According to the National Women’s History Project, Women’s Equality Day officially commemorates the adoption of the 19th Amendment, which gave all women the right to vote, to the US. Constitution. The amendment was passed by congress on Jun. 4, 1920, and ratified on Aug. 18 of the same year. A few days later, it was officially added to the Constitution, legally guaranteeing the right to vote for all citizens. But it wasn’t until the early 1970s, amid debates about the Equal Rights Amendment (still not a thing) and “women’s lib,” that New York Representative Bella Abzug introduced a bill to designate Aug. 26 Women’s Equality Day forever.
Even though Women’s Equality Day is largely seen as a symbolic day of remembrance for the gains of the women’s suffrage movement, the events that built up the momentum for it definitely weren’t. On Aug. 26, 1970, a year before Abzug introduced her bill (and the 50th anniversary of the 19th Amendment), the National Organization for Women organized the Women’s Strike For Equality in New York City. According to Time, 50,000 women marched down Fifth Avenue, abandoning paid and unpaid work, demanding “free abortion on demand, equal opportunity in employment and education, and the establishment of 24/7 childcare centers.” As with the Women’s March and the Day Without A Woman this past year, it was a moment where mainstream society realized it could not ignore the demands of women.
The 1970s saw other significant gains for women. In 1972, the Educational Amendments law was passed, including Title IX, which prohibits gender-based discrimination in federally funded education. In 1973, the Supreme Court handed down its decision on Roe v. Wade, making abortion a constitutional right. After a long period of dormancy, feminism was once again on the national agenda, allowing women to make serious headway in the fight for true equality.
It’s important to remember, however, that despite the progress that was made, the first, second, and even third-wave feminist movements did not prioritize inclusivity as a matter of course. Even though the 19th amendment in theory guaranteed their right to vote, Black women in the south were systematically barred from voting in practice; there’s even evidence that women’s suffrage contributed directly to the rise of the KKK in the early 20th century.

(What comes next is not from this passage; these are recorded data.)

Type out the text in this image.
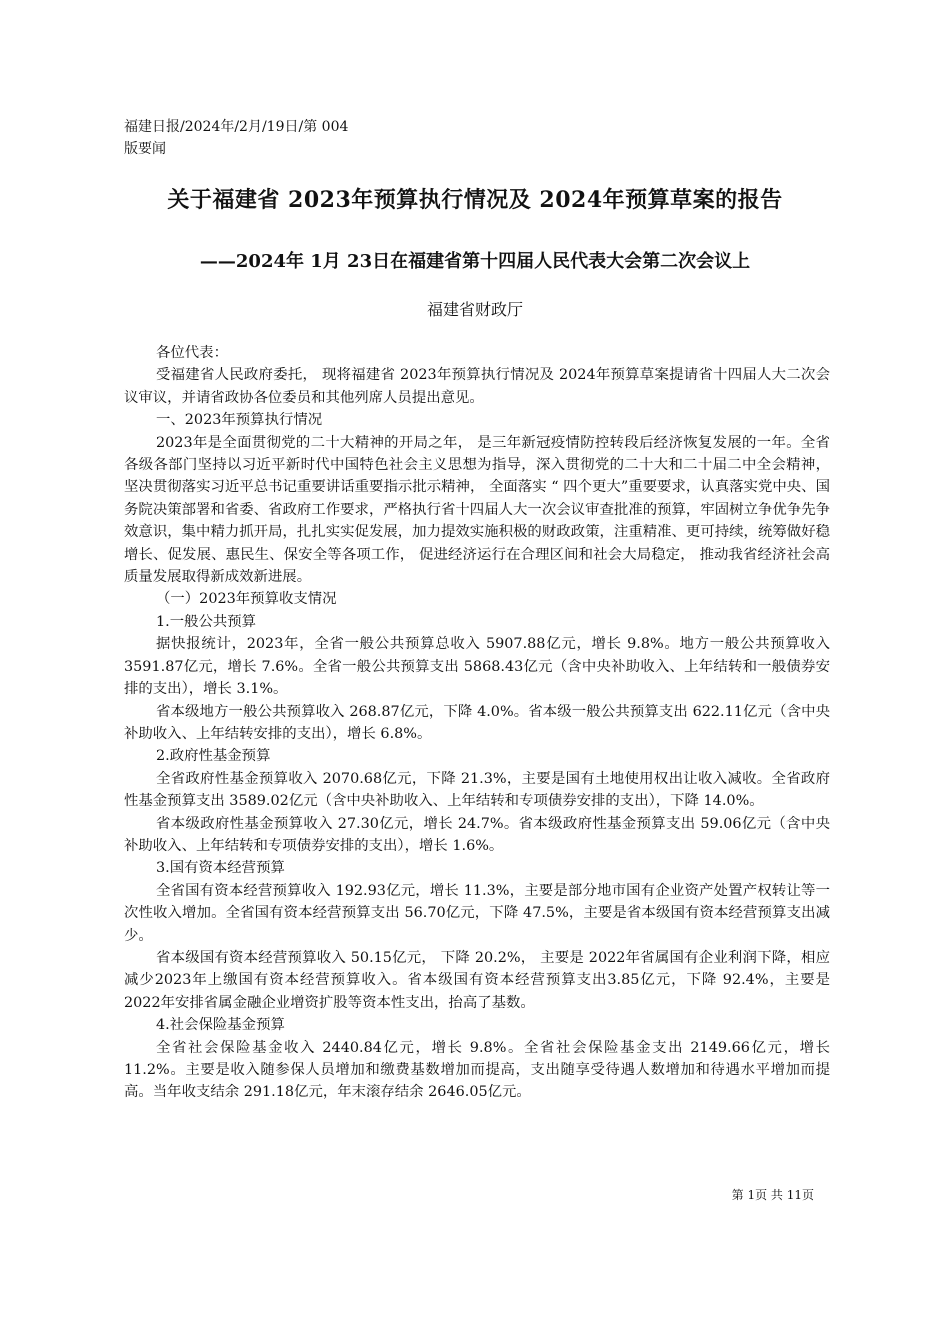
福建日报/2024年/2月/19日/第 004
版要闻
关于福建省 2023年预算执行情况及 2024年预算草案的报告
——2024年 1月 23日在福建省第十四届人民代表大会第二次会议上
福建省财政厅

各位代表：

受福建省人民政府委托， 现将福建省 2023年预算执行情况及 2024年预算草案提请省十四届人大二次会议审议，并请省政协各位委员和其他列席人员提出意见。

一、2023年预算执行情况

2023年是全面贯彻党的二十大精神的开局之年， 是三年新冠疫情防控转段后经济恢复发展的一年。全省各级各部门坚持以习近平新时代中国特色社会主义思想为指导，深入贯彻党的二十大和二十届二中全会精神， 坚决贯彻落实习近平总书记重要讲话重要指示批示精神， 全面落实 “ 四个更大”重要要求，认真落实党中央、国务院决策部署和省委、省政府工作要求，严格执行省十四届人大一次会议审查批准的预算，牢固树立争优争先争效意识，集中精力抓开局，扎扎实实促发展，加力提效实施积极的财政政策，注重精准、更可持续，统筹做好稳增长、促发展、惠民生、保安全等各项工作， 促进经济运行在合理区间和社会大局稳定， 推动我省经济社会高质量发展取得新成效新进展。

（一）2023年预算收支情况

1.一般公共预算

据快报统计，2023年，全省一般公共预算总收入 5907.88亿元，增长 9.8%。地方一般公共预算收入 3591.87亿元，增长 7.6%。全省一般公共预算支出 5868.43亿元（含中央补助收入、上年结转和一般债券安排的支出），增长 3.1%。

省本级地方一般公共预算收入 268.87亿元，下降 4.0%。省本级一般公共预算支出 622.11亿元（含中央补助收入、上年结转安排的支出），增长 6.8%。

2.政府性基金预算

全省政府性基金预算收入 2070.68亿元，下降 21.3%，主要是国有土地使用权出让收入减收。全省政府性基金预算支出 3589.02亿元（含中央补助收入、上年结转和专项债券安排的支出），下降 14.0%。

省本级政府性基金预算收入 27.30亿元，增长 24.7%。省本级政府性基金预算支出 59.06亿元（含中央补助收入、上年结转和专项债券安排的支出），增长 1.6%。

3.国有资本经营预算

全省国有资本经营预算收入 192.93亿元，增长 11.3%，主要是部分地市国有企业资产处置产权转让等一次性收入增加。全省国有资本经营预算支出 56.70亿元，下降 47.5%，主要是省本级国有资本经营预算支出减少。

省本级国有资本经营预算收入 50.15亿元， 下降 20.2%， 主要是 2022年省属国有企业利润下降，相应减少2023年上缴国有资本经营预算收入。省本级国有资本经营预算支出3.85亿元，下降 92.4%，主要是 2022年安排省属金融企业增资扩股等资本性支出，抬高了基数。

4.社会保险基金预算

全省社会保险基金收入 2440.84亿元，增长 9.8%。全省社会保险基金支出 2149.66亿元，增长 11.2%。主要是收入随参保人员增加和缴费基数增加而提高，支出随享受待遇人数增加和待遇水平增加而提高。当年收支结余 291.18亿元，年末滚存结余 2646.05亿元。

第 1页 共 11页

The second- and third-wave feminist movements’ focus on “grrrl” power excluded trans voices from the women’s equality movement, and there’s some criticism that that exclusion continues today, though some say it has gotten better.

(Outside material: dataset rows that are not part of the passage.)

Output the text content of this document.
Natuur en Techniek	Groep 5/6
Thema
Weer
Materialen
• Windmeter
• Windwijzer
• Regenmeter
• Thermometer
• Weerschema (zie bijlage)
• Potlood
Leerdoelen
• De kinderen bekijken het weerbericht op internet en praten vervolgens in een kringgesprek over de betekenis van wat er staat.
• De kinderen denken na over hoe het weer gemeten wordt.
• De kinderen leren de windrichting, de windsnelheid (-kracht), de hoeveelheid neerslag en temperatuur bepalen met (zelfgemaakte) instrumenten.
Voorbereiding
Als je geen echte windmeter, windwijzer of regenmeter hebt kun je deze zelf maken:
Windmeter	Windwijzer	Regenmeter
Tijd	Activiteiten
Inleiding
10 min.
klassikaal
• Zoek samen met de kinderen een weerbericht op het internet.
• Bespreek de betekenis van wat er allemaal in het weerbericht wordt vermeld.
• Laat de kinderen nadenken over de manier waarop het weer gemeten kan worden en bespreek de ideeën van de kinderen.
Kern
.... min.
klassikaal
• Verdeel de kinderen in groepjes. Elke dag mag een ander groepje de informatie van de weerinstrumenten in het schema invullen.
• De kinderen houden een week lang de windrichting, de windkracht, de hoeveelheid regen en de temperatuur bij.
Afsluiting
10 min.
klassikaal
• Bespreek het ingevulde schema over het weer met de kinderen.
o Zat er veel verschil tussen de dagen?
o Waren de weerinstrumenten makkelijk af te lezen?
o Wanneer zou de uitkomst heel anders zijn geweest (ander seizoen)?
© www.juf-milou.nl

Feminism as a movement has come a long way from the early suffragettes who fought for the right to vote, as well as the second-wave of feminism who crusaded for equal rights as a society and culture. But there’s still an enormous way to go, especially this year in particular. Legislatures across the country, enabled by the divisive rhetoric of the Trump administration, are pushing for rollbacks in voting rights, reproductive rights, immigration rights —in essence, human rights. And as Hillary Clinton famously said, “Women’s rights are human rights.” This Women’s Equality Day, take action on behalf of another woman, and thank your democratic reps who made this day possible.